I think we often get caught up in the appearance of love we see in movies or on social media. You know, the perfectly timed photo of that “spontaneous kiss,” or wildly romantic (but probably impractical and very expensive) dates? We tend to compare our relationships with other couples’ highlight reels.
I want to be with the person who will get in the trenches with me. That person won’t only walk through hell with me, but carry me across the burning embers.
Recently I came across a beautifully honest article by Neely Steinburg, for the Washington Post called Marry the Person Who Will Help You to the Bathroom. In it, Neely writes about how her husband compassionately cared for her after her C-section.
Reading this article reminded me of my own husband, and the imperfect moments we have shared. In fact, it brought me right back to my speech from our wedding day.
Here is an excerpt:
Usually when you are at weddings you hear love described in many different ways. Unconditional love, romantic love and everlasting love. Mike and I have had the ultimate test in our relationship experiencing “ugly love.”
At this point a few guests giggled, thinking that was leading into a joke.

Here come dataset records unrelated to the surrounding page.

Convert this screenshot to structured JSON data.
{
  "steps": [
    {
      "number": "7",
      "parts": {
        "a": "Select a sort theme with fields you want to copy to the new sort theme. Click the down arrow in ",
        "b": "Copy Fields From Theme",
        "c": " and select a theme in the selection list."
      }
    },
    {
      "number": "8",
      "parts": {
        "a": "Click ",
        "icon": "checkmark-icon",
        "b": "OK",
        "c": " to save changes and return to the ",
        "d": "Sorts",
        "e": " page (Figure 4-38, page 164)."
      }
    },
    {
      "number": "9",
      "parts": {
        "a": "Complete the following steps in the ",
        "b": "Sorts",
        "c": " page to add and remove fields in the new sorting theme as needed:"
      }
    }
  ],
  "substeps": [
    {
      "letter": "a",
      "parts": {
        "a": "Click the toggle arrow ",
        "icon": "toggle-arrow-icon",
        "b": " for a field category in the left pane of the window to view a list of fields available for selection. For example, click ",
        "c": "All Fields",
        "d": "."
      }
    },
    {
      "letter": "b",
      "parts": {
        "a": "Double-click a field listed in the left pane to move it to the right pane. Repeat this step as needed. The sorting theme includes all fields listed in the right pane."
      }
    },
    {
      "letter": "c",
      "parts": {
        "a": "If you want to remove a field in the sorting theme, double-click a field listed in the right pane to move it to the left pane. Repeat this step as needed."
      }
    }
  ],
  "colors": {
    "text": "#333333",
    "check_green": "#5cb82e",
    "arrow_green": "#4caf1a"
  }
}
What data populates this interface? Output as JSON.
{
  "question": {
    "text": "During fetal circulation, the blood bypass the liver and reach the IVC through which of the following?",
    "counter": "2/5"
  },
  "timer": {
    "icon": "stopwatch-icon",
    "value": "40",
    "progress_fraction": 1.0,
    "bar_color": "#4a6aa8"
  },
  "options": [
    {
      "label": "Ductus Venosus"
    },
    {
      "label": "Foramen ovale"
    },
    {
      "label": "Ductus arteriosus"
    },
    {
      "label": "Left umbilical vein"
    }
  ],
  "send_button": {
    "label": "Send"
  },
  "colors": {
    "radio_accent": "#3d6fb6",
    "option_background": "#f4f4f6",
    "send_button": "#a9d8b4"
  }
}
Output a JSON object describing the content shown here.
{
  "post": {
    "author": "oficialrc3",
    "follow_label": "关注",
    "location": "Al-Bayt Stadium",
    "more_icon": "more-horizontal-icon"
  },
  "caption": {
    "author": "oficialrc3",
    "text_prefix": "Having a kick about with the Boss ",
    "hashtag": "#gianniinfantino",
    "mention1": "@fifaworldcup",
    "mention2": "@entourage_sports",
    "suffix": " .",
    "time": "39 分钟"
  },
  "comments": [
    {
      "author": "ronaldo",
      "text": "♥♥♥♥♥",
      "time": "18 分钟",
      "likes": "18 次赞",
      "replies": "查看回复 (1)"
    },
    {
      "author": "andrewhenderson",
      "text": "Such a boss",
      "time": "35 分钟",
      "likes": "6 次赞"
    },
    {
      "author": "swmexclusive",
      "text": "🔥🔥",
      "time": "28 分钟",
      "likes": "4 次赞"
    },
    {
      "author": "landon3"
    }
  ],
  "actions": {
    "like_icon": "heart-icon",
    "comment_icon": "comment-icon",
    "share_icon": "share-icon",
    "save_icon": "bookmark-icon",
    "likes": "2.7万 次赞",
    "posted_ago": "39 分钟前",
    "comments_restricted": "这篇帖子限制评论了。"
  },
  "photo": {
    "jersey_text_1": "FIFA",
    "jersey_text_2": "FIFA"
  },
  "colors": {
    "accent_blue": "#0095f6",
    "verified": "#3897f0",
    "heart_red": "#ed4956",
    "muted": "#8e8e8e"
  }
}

Ugly love is when you miss someone so badly, that you pick a fight with them on the phone, just to keep talking. Ugly love is feeding someone strawberries, and fixing their draining tube after surgery. Ugly love is staying in, night after night, playing monopoly because their dog just passed away.
By this point there were a few tears.
Mike, aside from constantly encouraging me, and being my best friend, you have also always been patient with me, and shown such compassion when the road has been tough. Experiencing these moments of ugly love has given me a glimpse into what kind of husband and father you will be, and that fills me with so much pride. Mike, I love you so much and I cannot wait to spend our life together as husband and wife.
>> Insert sobs from guests.
Since this speech eight years ago, we have experienced many more moments of ugly love. These include me giving birth to our four children, the pain of loss, spending sleepless night up with a new born or a sick child, depression and illness.Although we know that our marriage cannot solely rely on our history of ugly love, it does, however create a great foundation. I am so glad that I married the person who I am happiest with, when things are not perfect, or staged.
He’s the person that I want to be in the trenches with.